Abdalla El-Badri, Secretary-General of the Organization of the Petroleum Exporting Countries (OPEC) said the biofuel strategy being pushed by President Bush and European leaders would backfire because “you don’t get the incremental oil and you don’t get the ethanol”. In this scenario, he warned, oil prices would go “through the roof”.
He said OPEC members had so far maintained their investment plans but he warned: “If we are unable to see a security of demand...we may revisit investment in the long-term.” Why the change? In the past OPEC had all but mocked biofuel's potential. This is the first public expression of concern.
“They are really concerned,” said Julian Lee of the Center for Global Energy Studies in London. “Opec will continue investing, but with biofuels on the horizon, they may not invest enough.”
OPEC is caught between a rock and hard place. On the one hand,if they keep prices high like they have become accustomed to, the rest of the world will continue it's quest for alternative sources. Should they ramp up production to bring prices down in an attempt to make biofuels cost prohibitive, their wallets suffer. What to do?
I think if anything this is proof positive that oil production is currently at a peak level. If OPEC could, it would flush the world with oil and dampen it's desire for alternative sources and make them less profitable. The fact that they haven't means they can't.
Here is another odd point. With OPEC clearly scared about both the current reality and the future surrounding ethanol, why are US ethanol makers currently nowhere near 52 week highs? When you have the US and Brazil, who between them produce over 10 billion gallons a year of the stuff rushing to partner production practices, shouldn't that excite us? When the world's #1 producer of biodiesel, ADM (ADM) has set up shop in Brazil, will produce biodiesel there in August and is aggressively seeking an ethanol partnership, ought we not be more positive about the future of these companies?

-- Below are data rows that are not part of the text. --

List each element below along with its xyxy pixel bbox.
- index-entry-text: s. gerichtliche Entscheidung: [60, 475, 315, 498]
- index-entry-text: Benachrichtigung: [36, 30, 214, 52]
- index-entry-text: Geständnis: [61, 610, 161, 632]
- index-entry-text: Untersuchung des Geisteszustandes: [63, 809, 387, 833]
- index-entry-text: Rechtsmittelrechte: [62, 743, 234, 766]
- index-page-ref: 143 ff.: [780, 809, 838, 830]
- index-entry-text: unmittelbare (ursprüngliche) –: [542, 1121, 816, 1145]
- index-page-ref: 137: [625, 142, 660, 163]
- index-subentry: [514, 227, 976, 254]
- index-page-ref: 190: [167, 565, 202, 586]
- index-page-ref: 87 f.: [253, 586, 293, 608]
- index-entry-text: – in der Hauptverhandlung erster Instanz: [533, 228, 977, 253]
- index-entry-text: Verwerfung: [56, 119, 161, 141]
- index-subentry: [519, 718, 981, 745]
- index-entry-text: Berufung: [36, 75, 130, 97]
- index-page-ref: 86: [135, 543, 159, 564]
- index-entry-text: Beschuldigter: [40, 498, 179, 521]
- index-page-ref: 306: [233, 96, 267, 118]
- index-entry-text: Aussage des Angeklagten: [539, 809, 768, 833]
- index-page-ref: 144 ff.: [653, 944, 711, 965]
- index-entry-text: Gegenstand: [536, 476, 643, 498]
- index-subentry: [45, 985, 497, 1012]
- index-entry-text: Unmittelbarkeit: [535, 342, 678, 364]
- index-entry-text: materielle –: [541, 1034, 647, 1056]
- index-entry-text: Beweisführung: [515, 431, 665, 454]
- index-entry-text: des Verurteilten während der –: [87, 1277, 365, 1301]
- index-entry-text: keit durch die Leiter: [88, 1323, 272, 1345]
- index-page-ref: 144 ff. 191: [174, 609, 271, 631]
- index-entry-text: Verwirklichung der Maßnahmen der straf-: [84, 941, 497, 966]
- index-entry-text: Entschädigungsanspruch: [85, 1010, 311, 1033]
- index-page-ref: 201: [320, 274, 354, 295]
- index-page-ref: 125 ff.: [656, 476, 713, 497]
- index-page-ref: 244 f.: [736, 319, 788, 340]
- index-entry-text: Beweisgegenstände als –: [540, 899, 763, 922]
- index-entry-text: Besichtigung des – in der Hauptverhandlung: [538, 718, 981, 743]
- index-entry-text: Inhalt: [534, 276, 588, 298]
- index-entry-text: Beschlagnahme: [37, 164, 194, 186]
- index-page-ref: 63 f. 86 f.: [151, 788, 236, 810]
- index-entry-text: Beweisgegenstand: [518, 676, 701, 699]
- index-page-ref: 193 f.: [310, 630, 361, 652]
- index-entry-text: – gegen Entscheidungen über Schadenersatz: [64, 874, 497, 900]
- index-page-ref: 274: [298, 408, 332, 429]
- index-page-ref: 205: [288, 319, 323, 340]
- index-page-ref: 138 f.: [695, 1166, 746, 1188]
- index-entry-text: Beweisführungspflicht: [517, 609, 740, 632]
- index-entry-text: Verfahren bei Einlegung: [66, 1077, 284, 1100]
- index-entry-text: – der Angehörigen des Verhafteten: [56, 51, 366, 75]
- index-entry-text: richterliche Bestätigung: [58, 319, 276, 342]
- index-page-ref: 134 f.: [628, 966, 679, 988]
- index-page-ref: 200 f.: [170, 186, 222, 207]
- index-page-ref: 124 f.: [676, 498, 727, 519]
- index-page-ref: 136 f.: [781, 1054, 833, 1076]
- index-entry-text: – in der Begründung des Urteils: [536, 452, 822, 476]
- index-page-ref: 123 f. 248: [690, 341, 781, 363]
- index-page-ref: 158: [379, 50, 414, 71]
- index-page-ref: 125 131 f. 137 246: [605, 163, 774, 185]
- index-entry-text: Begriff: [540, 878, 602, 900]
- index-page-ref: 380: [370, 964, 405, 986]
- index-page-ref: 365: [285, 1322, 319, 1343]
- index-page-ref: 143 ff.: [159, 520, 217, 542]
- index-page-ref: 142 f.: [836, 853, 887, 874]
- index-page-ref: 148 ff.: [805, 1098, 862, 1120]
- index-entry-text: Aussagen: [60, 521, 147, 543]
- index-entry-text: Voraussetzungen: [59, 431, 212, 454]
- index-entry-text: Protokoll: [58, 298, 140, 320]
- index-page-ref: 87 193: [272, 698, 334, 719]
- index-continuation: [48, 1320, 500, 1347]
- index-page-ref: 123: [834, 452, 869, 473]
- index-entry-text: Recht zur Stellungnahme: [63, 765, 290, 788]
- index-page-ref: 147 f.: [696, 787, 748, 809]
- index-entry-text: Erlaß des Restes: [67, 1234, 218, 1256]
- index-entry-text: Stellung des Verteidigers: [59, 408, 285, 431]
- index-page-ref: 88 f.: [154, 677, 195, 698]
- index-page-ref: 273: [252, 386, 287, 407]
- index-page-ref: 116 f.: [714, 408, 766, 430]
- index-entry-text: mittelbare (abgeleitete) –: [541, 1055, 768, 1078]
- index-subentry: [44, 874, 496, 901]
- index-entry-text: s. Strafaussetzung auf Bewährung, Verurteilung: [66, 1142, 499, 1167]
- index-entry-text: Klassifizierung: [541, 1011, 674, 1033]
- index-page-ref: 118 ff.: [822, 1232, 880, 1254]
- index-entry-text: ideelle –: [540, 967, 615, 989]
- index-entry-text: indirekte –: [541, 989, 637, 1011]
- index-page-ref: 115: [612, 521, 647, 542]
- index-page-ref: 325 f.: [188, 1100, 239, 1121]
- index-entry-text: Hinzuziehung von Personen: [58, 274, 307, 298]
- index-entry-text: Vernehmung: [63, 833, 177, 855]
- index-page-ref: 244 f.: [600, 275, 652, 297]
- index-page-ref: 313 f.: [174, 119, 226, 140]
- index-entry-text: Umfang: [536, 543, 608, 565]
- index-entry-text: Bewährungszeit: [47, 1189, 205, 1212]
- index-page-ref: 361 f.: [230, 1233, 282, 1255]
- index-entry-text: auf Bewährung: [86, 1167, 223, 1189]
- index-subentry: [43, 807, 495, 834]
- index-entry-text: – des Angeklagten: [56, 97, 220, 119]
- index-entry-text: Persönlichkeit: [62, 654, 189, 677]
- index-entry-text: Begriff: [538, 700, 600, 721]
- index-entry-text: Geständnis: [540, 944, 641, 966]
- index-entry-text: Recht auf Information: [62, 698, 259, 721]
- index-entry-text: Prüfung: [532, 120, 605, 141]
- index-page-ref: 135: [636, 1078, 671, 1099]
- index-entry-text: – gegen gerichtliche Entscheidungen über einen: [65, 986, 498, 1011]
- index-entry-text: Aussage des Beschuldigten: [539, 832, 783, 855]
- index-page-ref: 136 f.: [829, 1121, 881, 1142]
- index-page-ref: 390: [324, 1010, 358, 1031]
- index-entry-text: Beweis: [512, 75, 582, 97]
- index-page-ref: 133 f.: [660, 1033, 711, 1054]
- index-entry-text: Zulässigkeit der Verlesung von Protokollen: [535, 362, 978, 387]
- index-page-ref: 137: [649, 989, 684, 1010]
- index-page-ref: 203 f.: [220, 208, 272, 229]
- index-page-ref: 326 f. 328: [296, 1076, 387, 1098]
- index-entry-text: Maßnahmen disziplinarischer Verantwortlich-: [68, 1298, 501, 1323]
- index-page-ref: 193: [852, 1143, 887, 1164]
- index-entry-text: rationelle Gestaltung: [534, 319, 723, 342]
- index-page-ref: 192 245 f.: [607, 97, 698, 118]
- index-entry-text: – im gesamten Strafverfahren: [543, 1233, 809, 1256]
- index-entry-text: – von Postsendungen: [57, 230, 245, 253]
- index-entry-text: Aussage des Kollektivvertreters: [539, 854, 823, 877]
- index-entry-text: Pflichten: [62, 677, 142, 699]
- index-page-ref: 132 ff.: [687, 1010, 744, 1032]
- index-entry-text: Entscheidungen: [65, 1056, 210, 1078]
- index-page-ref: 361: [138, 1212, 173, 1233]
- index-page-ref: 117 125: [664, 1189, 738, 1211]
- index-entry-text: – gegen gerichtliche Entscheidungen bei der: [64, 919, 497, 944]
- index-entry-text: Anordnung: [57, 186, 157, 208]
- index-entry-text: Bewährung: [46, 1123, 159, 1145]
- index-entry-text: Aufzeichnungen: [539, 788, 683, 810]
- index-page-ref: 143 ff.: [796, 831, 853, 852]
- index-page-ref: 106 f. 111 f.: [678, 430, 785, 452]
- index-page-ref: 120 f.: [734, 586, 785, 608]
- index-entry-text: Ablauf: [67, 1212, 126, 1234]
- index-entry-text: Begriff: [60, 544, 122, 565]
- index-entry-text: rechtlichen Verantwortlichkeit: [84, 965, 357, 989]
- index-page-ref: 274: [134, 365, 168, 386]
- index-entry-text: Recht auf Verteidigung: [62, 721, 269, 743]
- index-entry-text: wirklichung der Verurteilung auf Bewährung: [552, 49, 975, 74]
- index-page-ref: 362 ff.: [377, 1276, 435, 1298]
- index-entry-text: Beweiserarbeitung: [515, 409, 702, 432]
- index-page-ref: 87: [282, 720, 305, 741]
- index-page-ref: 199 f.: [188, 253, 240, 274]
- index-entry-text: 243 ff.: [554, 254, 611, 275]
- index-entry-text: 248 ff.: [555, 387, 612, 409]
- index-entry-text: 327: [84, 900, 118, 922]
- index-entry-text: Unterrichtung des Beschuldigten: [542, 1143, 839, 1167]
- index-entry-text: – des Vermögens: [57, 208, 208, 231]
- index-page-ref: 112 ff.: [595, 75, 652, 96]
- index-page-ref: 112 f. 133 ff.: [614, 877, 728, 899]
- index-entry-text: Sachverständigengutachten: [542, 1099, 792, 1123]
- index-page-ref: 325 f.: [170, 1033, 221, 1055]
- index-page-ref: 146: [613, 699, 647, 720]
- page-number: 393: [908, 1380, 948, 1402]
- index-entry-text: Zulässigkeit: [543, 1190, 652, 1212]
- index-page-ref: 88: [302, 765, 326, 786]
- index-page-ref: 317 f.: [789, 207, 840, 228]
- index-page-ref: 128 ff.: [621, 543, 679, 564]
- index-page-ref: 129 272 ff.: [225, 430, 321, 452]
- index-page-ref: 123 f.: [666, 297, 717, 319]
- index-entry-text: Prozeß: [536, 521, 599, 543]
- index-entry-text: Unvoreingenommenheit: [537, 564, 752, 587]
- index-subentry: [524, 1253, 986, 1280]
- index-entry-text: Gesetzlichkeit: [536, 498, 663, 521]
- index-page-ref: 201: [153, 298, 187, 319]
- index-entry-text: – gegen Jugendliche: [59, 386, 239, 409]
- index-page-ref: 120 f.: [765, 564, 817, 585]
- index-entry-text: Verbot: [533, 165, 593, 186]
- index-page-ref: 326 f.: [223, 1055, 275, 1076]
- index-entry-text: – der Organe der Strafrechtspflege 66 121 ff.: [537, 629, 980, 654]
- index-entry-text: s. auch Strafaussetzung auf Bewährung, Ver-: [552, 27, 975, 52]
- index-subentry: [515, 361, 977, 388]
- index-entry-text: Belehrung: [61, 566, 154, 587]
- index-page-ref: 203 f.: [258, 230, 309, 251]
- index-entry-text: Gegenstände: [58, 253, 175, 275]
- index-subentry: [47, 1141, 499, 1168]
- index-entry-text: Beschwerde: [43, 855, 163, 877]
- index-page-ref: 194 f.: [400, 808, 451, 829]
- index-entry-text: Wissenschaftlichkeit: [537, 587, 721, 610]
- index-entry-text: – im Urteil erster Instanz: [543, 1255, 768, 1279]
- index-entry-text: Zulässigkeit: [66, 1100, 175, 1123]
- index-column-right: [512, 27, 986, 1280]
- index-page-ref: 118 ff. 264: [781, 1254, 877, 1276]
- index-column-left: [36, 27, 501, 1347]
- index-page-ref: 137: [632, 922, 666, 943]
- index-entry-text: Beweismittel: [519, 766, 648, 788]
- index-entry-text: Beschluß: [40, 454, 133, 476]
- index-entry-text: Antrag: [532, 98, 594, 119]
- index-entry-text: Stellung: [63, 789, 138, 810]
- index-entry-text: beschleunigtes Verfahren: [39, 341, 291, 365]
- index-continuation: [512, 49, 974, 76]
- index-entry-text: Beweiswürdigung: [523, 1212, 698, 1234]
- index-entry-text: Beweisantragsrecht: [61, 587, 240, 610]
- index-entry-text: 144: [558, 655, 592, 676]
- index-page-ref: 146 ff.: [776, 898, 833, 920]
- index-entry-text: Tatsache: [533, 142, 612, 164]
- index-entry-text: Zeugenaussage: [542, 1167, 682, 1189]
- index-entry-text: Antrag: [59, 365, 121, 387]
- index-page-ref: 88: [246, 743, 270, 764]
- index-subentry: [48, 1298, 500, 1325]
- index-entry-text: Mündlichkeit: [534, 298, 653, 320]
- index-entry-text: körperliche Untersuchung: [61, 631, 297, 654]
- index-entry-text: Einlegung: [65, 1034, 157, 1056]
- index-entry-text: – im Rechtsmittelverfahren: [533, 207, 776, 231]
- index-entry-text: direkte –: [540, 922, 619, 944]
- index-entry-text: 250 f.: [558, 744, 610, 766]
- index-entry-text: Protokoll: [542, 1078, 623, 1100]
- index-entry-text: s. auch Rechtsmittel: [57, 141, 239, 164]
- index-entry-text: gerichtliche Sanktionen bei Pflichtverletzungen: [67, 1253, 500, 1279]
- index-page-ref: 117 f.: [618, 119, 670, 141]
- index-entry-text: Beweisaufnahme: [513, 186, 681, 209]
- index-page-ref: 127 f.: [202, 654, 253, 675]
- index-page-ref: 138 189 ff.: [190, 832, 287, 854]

Let's not forget other US Agribusiness companies like Bunge (BG) and Corn Products (CPO) are in the process of producing from South America also.
Here is another miscellaneous thought. If the Dems take the White House (and even possibly if they do not) oil companies like Exxon (XOM), Chevron (CVR), and BP (BP) will once again find them selves in front of congress answering for record profits and high gas prices. Dems have wanted to grab some of these profits for years and may soon be in a position to actually do it. Can you think of anything that would get anyone of them off the hook faster than being able to say "We are also the #1 (or #2) ethanol producer in the US"? With half the ethanol sector near 52 week lows, valuations are ripe for buyouts by big oil flush with cash, looking for some real nice PR in their commercials and as a way to protect their profits from congress's hands.
When you have the organization that controls 40% of the world's oil publicly worried about ethanol, I find the current apathy towards companies that produce it odd. Maybe that is what a value investor is, finding the value in what others overlook.